According to him, the country is currently ahead of most of the targets and benchmarks under the IMF programme.
The Governor noted that Ghana has worked hard to undertake the necessary reforms to firmly stabilise the economy.
Dr Asiama gave the assurance during an interaction with the IMF’s Director of the African Department, Abebe Selassie, on the sidelines of the IMF/World Bank Annual Meetings in Washington DC.
The discussion formed part of the “Governor Talks Series” organised by the IMF, focusing on Ghana’s recent macroeconomic journey—marked by external shocks, fiscal vulnerabilities, and a challenging global environment.
The Governor’s assurance comes at a time when there have been reports suggesting that the country could be forced to extend the IMF programme to give investors and development partners confidence in government’s commitment to fiscal discipline.
However, Dr Asiama’s remarks appear to calm such fears.
“We should not forget that when this administration took over, there were concerns that we should cancel the programme, and there were doubts about whether we could carry on with it,” he said.
“But the current developments show that we have delivered and turned things around,” he added.
He further noted that “the current ECF programme has also introduced a lot of structural reforms, including those designed to strengthen the Bank of Ghana’s operational capacity and its monetary policy framework.”
Ghana signed up for the IMF programme in 2023, which is expected to end in May 2026. According to the Fund, it has already advanced more than US$2 billion to support Ghana’s economic recovery.
Dr.

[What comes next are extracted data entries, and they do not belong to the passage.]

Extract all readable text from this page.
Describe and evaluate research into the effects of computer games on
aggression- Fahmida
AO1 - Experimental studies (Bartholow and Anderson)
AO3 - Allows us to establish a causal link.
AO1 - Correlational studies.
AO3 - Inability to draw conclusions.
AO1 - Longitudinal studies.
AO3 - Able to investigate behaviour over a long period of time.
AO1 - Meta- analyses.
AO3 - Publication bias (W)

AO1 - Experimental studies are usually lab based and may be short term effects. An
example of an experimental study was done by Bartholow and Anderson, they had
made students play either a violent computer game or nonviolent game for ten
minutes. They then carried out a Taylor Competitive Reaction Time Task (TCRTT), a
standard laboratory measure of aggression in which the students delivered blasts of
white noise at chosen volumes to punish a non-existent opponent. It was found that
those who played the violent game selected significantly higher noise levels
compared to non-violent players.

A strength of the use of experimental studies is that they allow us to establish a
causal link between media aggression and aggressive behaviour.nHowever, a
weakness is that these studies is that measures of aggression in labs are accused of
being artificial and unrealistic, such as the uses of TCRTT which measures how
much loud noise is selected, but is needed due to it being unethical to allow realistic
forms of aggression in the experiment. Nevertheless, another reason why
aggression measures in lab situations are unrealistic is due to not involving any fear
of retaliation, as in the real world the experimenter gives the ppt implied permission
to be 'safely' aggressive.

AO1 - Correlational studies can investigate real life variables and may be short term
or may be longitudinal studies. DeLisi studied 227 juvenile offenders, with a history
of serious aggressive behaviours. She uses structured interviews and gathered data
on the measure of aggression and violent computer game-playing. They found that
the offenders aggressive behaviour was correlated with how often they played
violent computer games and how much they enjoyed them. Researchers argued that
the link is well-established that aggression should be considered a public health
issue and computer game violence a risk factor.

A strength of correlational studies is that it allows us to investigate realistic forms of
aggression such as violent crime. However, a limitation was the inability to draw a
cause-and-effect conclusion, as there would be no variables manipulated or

Asiama also praised the IMF for the support it has provided to help stabilise the economy.
Ghana’s Economic Recovery
The Governor highlighted some of the drastic measures undertaken by both fiscal and monetary authorities to stabilise the economy.
“We met an economy that was challenged, with high levels of inflation, and this was our priority when this administration took over,” he said.
Dr. Asiama added that the Bank of Ghana worked hard to tighten monetary policy and step up liquidity management.
He revealed that following the high inflation levels experienced in 2023 and 2024, the central bank moved swiftly to raise the policy rate and strengthen liquidity controls.
“These measures have helped to reduce inflation to 9.4 per cent as of September 2025,” he said.
“Our policies, going forward, will be data-driven and adaptable to changes in the economy,” the Governor added.
On sustaining the current inflation levels, Dr Asiama emphasised that “now that inflation is within the target band, the challenge is to sustain the gains by continuing to implement sound monetary and exchange rate policies to ensure inflation remains within target.”
He also highlighted the critical role of Ghana’s Gold for Reserves programme, saying it has yielded positive results and enabled the Bank of Ghana to build its reserves.
Exchange Rate Framework
Dr Asiama disclosed that, in collaboration with the IMF, the Bank of Ghana has developed a structured foreign exchange operations framework to intermediate FX flows and smooth excessive market volatility while building international reserves.
“As these framework changes take place, they will bring further transparency to our foreign exchange market operations and help ease volatilities in the market,” the Governor said.